Les masques des hypocrites sont tombés

Comme je le disais dans un billet précédent, j’ai perdu mon père. Pour ceux qui ne l’ont pas lu, vous pouvez voir ici. Il y a un adage ivoirien qui dit : « C’est quand c’est dur, tu sais qui est prêt pour toi ».

Durant les jours qui ont suivi le décès de mon père, j’ai vu que cet adage prenait tout son sens. Il y a des personnes que je considérais comme les amis de mon père. Mais je me suis mis le doigt dans l’œil.

Quand ces personnes me croisaient dans la rue, elles n’hésitaient pas à me présenter en tant que « le fils de leur frère ». Je dirais plutôt frère par intérêt. Eh oui ! Quand j’y repense, j’ai mal. Mais comme on le dit, c’est la vie. On ne sait pas ce qu’elle nous réserve.

Revenons à l’ambiance. Maman faisait son veuvage et nous avons reçu la visite de certaines personnes que je n’imaginais pas du tout. Les témoignages concernant mon père étaient édifiants. Je voyais que je ne maîtrisais pas toutes ses facettes. Par exemple, une maman de la cour qui dit qu’elle a pleuré pendant deux semaines lorsqu’elle se réveillait chaque fois car il n’y aurait plus personne pour lui arracher un sourire les matins. Mon père était très taquin. On repartait toujours avec le sourire quand on le croisait. Je tire un peu ma folie de lui. Lol

Ça a été réconfortant pour ma mère de savoir que son mari était aussi bien avec les autres. Moi je tentais d’oublier un peu avec les cours puisque la vie devait continuer.
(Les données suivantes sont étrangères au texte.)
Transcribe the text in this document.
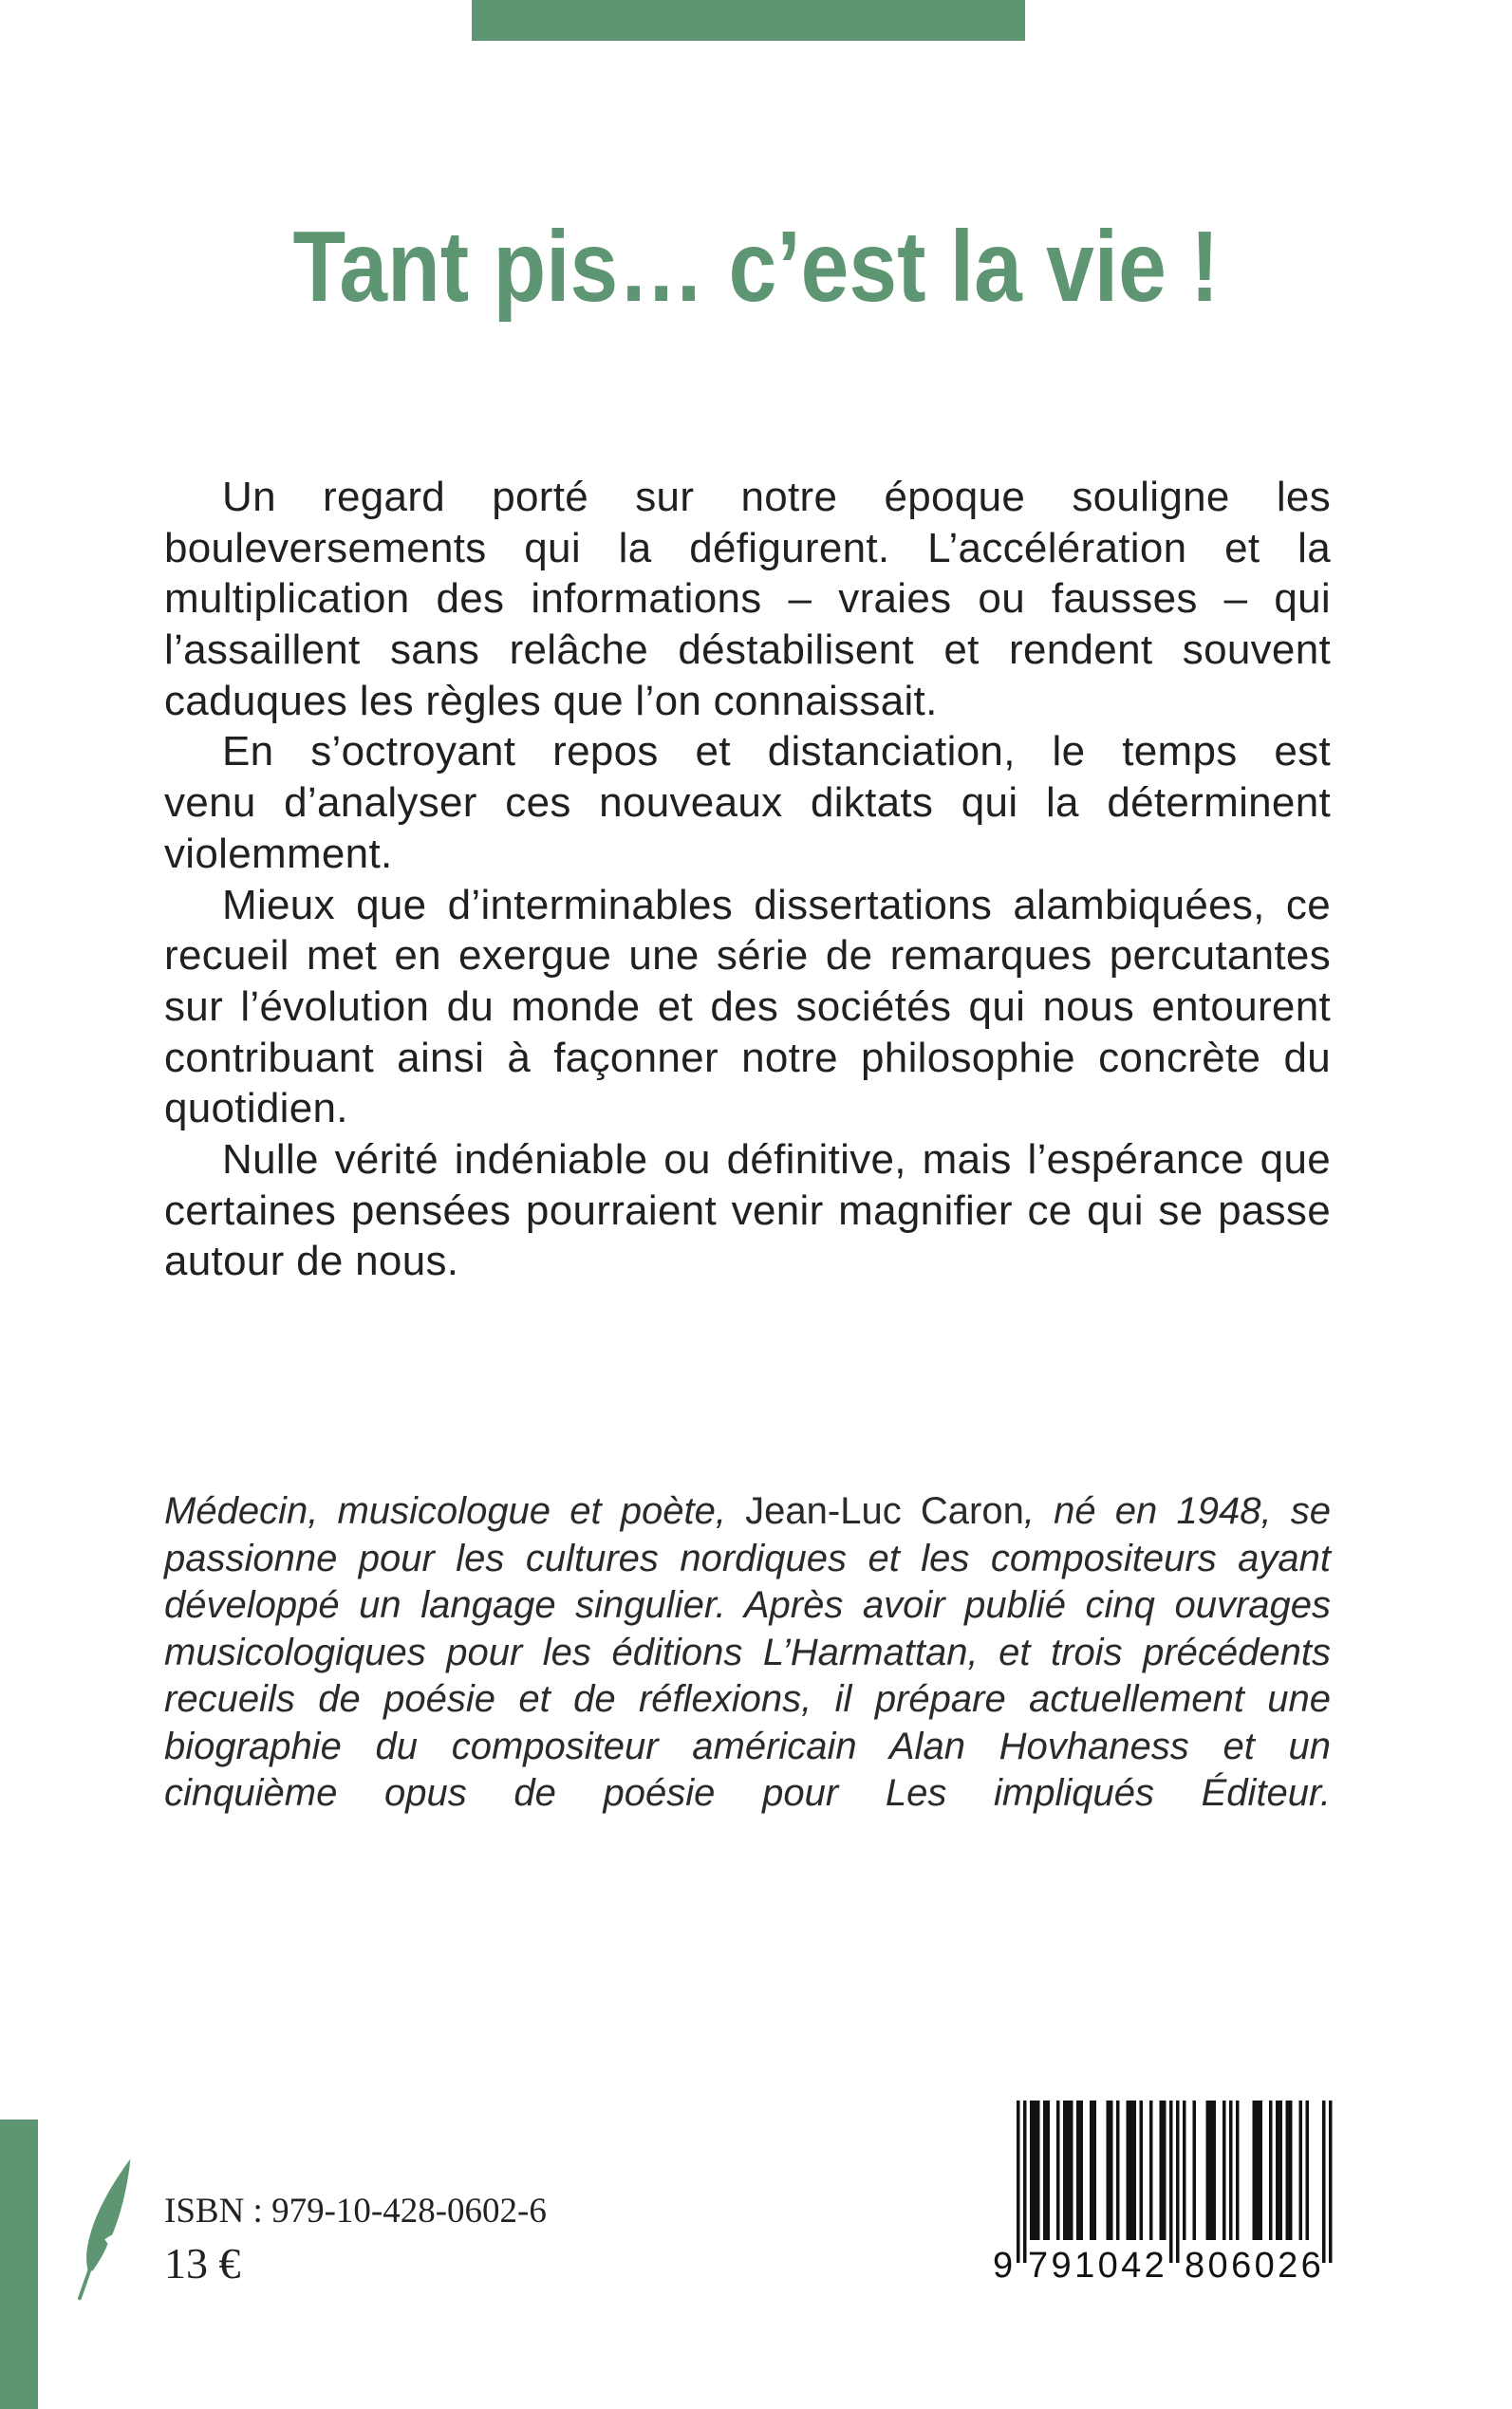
Tant pis… c’est la vie !
Un regard porté sur notre époque souligne les
bouleversements qui la défigurent. L’accélération et la
multiplication des informations – vraies ou fausses – qui
l’assaillent sans relâche déstabilisent et rendent souvent
caduques les règles que l’on connaissait.
En s’octroyant repos et distanciation, le temps est
venu d’analyser ces nouveaux diktats qui la déterminent
violemment.
Mieux que d’interminables dissertations alambiquées, ce
recueil met en exergue une série de remarques percutantes
sur l’évolution du monde et des sociétés qui nous entourent
contribuant ainsi à façonner notre philosophie concrète du
quotidien.
Nulle vérité indéniable ou définitive, mais l’espérance que
certaines pensées pourraient venir magnifier ce qui se passe
autour de nous.
Médecin, musicologue et poète, Jean-Luc Caron, né en 1948, se
passionne pour les cultures nordiques et les compositeurs ayant
développé un langage singulier. Après avoir publié cinq ouvrages
musicologiques pour les éditions L’Harmattan, et trois précédents
recueils de poésie et de réflexions, il prépare actuellement une
biographie du compositeur américain Alan Hovhaness et un
cinquième opus de poésie pour Les impliqués Éditeur.
ISBN : 979-10-428-0602-6
13 €	9 791042 806026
Il y a des gens dont j’espérais la venue pendant des jours et des jours. Mais elles ne sont jamais venues. Ces soi-disant frères de mon père n’ont pas mis pied chez lui. Ce n’est pas comme si elles ne connaissaient pas la maison. Bien au contraire, elles y sont venues plusieurs fois auparavant.

J’ai été outré et cela m’a rappelé ce que mon père nous disait : « Je n’ai pas d’amis ». Mon père avait l’habitude de nous dire cela. Pour moi, il le disait pour que nous ne partions demander de l’argent ou autre chose à ces personnes. Mais je ne lui avais jamais demandé.

Un jour, je rencontre une de ces personnes à quelques mètres de la cour et elle me demande si ma mère est là. Je réponds par l’affirmative. De retour à la maison, je demande à ma mère si cette personne est passée. Maman répond non. Pour moi, il est sûrement occupé et il va revenir après. Quelques semaines après, RIEN DU TOUT. Il n’est pas le seul à l’avoir fait. Je commençais à ne plus croire en la bonté de l’homme. Je me méfiais de tout le monde. Je voyais comme un danger ceux qui tentaient de me parler. Cela a duré presque deux ans.

Avec du recul, j’ai compris que ce ne sont pas tous ceux qui vous montrent leurs dents qui sont prêts pour vous. « Prenez Dieu comme votre ami. Il ne trahit jamais. », C’était le meilleur conseil de papa.

J’ai eu la chance d’avoir un père prévoyant car il a laissé des biens qui nous permettent de vivre. Je me demande bien combien aurait été la situation s’il n’avait rien laissé.

Je n’ai pas raconté cette histoire pour faire pitié. Ça va bien chez ma famille et moi. Je voulais juste vous dire ceci :

Travaillons dur afin que nos enfants ne soient redevables aux gens à certains niveaux.